LE CHANT DE L'OISEAU SOLITAIRE

Chapitre 24 : La morsure


Je me réveillai à l’aube pour remplir les dernières tâches qu’il me restait à rembourser avant mon voyage. Je devais pêcher quelques poissons et aider une vieille dame à récolter des légumes, un programme léger en apparence mais à la réalisation plus complexe que ce qu’il parait. La place du marché avait été vidée et plusieurs elfes et centaures s’activaient déjà pour monter les bûchers funéraires. J’avais entendu dire que la cérémonie aurait lieu vers midi, quand le soleil serait haut dans le ciel. Les elfes vénèrent Dame Nature, et ce serait à cette heure-là que le passage entre le monde des vivants et des morts s’ouvrait pour laisser passer les morts.

L’ambiance du camp avait radicalement changée. De nombreuses femmes silencieuses étaient habillées des vêtements blancs du deuil, et tout le monde semblait s’être tu pour leur apporter respect et soutien. J’en dénombrai vingt-quatre au total. Vingt-quatre familles détruites.

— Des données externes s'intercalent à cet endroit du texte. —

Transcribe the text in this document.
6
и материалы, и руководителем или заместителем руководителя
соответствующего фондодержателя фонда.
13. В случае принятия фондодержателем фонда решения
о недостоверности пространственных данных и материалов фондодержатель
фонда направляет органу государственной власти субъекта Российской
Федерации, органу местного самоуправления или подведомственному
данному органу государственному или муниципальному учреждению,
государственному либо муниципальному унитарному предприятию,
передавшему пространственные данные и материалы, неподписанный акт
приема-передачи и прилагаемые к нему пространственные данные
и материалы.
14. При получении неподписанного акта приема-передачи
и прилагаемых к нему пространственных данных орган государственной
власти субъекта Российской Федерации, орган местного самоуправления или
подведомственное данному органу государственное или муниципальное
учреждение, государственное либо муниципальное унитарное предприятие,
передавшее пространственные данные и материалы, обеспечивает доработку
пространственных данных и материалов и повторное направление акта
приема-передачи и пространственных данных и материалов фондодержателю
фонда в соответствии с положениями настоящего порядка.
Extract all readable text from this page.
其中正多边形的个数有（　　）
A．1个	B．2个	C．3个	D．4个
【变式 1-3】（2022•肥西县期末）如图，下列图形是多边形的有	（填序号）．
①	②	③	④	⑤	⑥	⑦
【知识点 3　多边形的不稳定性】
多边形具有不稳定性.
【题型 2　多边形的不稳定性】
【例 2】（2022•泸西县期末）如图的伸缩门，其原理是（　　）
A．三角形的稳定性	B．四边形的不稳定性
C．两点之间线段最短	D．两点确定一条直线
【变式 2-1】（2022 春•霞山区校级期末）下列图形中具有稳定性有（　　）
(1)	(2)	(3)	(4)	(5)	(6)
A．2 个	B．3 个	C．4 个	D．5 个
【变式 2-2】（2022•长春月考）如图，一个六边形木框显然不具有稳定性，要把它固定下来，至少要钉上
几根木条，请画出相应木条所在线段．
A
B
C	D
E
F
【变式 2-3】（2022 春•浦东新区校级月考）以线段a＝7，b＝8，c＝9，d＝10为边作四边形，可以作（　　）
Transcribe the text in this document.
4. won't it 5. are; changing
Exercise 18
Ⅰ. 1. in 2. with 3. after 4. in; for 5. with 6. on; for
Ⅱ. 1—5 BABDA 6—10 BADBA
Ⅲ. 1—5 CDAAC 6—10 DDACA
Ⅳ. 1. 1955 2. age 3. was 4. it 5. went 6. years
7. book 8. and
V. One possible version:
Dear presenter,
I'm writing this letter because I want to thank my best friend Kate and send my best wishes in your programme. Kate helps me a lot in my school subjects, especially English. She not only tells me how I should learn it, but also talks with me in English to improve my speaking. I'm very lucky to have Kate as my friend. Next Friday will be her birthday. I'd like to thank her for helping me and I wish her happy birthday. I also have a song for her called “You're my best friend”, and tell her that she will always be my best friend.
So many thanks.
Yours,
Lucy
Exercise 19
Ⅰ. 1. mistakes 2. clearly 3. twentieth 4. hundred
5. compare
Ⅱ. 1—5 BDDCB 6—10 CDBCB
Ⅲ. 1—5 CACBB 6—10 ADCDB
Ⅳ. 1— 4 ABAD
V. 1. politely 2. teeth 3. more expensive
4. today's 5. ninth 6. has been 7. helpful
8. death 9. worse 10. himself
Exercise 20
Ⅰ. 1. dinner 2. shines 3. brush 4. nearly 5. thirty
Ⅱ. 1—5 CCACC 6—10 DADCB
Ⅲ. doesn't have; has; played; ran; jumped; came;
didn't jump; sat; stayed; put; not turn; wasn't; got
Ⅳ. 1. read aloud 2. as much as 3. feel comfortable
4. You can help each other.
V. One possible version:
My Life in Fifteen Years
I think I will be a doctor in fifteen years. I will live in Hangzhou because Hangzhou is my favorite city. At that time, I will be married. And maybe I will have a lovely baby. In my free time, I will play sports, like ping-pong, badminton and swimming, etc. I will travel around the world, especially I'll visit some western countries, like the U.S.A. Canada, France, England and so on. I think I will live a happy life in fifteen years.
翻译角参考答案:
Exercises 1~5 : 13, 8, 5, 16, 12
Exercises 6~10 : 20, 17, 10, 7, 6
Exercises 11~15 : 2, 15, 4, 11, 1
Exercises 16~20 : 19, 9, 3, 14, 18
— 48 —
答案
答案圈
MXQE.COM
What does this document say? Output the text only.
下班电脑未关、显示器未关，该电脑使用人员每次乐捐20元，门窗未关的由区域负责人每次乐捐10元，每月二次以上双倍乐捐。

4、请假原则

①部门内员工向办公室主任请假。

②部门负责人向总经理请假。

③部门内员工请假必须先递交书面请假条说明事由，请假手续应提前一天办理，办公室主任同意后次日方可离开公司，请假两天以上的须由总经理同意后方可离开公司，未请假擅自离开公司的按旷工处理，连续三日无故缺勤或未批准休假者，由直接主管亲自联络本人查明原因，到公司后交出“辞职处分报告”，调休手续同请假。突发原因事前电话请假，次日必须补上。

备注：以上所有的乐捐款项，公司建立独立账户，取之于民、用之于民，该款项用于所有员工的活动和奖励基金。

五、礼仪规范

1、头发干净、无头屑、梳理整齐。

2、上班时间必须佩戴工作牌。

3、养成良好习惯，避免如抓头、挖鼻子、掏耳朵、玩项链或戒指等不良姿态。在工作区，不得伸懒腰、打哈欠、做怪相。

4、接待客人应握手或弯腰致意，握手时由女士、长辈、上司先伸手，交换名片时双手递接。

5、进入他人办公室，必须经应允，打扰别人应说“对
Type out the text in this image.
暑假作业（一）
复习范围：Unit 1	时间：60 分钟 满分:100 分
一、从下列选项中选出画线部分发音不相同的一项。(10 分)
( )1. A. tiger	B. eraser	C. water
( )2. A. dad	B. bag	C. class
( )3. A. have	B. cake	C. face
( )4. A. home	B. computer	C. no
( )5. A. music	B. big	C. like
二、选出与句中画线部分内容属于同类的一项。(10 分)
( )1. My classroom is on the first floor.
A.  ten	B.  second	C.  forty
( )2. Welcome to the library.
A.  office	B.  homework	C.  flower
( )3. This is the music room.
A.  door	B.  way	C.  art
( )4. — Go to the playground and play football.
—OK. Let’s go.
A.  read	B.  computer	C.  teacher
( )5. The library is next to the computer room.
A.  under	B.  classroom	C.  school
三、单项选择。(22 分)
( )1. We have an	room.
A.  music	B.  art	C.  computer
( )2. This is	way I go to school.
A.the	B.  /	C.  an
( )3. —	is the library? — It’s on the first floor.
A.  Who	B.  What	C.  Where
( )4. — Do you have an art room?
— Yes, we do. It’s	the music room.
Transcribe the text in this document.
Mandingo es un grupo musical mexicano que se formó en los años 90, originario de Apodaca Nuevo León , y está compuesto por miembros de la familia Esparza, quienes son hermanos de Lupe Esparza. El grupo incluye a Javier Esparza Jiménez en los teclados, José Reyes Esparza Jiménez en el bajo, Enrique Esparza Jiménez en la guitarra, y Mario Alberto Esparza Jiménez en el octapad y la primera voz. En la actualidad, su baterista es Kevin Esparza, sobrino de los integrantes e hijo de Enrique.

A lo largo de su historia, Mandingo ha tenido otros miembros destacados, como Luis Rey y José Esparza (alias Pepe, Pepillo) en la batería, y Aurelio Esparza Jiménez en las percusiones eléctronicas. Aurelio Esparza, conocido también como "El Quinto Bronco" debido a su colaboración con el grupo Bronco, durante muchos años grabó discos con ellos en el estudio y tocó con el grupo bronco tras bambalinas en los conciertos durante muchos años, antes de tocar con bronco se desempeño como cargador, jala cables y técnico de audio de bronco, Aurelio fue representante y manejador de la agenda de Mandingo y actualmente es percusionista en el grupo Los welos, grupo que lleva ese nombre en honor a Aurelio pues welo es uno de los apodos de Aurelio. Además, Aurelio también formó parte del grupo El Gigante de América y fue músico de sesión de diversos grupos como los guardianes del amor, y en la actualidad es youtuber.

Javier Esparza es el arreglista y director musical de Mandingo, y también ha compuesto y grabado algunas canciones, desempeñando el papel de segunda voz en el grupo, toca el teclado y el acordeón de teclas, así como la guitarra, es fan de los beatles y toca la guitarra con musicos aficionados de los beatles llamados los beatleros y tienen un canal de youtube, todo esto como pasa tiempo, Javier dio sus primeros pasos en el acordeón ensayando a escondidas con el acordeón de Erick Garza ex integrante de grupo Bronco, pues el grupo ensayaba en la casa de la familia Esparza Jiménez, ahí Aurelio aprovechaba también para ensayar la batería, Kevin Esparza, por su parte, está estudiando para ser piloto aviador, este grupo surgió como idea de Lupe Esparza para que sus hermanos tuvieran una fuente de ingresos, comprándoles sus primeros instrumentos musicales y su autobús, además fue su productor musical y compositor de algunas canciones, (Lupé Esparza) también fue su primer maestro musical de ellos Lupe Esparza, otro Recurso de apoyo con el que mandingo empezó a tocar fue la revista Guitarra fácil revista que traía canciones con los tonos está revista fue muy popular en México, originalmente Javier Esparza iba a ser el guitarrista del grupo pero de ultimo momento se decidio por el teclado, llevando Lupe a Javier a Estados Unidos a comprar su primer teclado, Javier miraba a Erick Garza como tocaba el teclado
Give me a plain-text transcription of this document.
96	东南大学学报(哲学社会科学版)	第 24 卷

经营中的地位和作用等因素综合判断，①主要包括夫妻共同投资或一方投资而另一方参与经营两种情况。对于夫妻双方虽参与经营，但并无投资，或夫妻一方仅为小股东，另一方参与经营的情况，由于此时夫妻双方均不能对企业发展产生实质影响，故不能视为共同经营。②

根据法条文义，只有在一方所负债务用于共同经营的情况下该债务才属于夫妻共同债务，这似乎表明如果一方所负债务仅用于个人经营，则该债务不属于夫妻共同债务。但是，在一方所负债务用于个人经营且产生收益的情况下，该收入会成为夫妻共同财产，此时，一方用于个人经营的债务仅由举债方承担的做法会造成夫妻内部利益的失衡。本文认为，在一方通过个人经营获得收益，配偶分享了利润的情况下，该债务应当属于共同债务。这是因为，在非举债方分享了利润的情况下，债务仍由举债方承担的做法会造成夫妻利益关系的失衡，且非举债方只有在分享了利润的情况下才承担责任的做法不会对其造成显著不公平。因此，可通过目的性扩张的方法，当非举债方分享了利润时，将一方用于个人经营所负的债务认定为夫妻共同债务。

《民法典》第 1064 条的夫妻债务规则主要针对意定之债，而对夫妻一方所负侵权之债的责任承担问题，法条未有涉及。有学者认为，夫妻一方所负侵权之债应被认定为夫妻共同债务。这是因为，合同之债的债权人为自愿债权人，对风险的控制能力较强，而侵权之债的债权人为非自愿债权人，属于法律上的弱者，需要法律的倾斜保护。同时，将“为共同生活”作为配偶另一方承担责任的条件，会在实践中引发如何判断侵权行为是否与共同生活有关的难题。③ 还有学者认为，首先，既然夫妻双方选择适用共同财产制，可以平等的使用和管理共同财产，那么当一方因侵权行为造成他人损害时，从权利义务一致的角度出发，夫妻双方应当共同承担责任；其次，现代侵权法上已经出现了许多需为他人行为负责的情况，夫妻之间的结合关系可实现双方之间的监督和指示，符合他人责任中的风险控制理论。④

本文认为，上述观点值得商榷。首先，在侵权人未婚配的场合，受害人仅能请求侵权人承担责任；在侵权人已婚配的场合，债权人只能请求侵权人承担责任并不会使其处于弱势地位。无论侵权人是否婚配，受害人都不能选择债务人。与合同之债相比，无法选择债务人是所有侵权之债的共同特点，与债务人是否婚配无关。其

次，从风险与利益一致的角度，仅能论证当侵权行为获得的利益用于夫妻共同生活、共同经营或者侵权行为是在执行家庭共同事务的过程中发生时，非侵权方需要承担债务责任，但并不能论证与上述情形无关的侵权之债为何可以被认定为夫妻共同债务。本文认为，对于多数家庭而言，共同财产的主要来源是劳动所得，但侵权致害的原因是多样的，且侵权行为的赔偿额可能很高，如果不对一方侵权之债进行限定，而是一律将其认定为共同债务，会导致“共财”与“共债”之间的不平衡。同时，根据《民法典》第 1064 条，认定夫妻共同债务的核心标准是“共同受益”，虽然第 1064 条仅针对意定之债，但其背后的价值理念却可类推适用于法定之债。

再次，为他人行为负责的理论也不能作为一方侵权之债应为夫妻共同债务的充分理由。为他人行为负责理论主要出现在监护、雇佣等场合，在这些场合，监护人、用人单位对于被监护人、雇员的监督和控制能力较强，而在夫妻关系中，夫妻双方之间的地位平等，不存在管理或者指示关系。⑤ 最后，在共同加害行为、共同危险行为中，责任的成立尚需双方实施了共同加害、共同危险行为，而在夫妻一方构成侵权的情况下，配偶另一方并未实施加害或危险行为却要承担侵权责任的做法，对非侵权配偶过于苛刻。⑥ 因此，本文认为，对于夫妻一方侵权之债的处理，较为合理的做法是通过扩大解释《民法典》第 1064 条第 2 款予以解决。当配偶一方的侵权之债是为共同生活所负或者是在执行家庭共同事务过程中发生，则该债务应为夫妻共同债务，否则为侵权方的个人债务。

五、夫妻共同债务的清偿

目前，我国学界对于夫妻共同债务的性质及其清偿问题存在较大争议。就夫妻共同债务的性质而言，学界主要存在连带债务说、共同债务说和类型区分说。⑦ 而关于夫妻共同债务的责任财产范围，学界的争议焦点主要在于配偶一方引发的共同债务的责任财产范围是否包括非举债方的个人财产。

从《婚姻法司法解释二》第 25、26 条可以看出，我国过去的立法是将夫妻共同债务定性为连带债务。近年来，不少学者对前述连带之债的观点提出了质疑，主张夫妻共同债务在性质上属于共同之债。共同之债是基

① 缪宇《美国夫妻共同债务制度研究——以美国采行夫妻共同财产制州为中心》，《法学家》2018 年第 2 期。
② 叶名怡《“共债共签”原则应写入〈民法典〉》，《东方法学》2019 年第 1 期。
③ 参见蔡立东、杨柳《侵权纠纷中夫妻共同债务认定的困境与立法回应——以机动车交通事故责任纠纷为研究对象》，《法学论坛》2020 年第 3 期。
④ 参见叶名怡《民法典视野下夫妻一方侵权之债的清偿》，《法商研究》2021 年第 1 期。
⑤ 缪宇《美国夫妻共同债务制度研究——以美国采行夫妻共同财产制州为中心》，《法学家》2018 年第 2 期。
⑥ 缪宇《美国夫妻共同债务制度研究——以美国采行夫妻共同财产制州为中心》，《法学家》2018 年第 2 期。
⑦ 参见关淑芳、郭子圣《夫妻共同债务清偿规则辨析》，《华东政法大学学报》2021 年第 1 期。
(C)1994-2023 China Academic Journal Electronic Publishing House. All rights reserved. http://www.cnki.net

Je m’installai sur le petit ponton qui donnait sur le Lac Filmiur pour commencer la pêche, lorsque j’eus la surprise de voir Iphranir s’asseoir à côté de moi. Il avait dormi dans ma tente et sa présence m’avait empêché de dormir d’un sommeil profond. La désagréable impression qu’il puisse me tuer pendant la nuit ne m’avait pas quittée une seconde et j’avais sursauté à chaque bruit étrange trop proche.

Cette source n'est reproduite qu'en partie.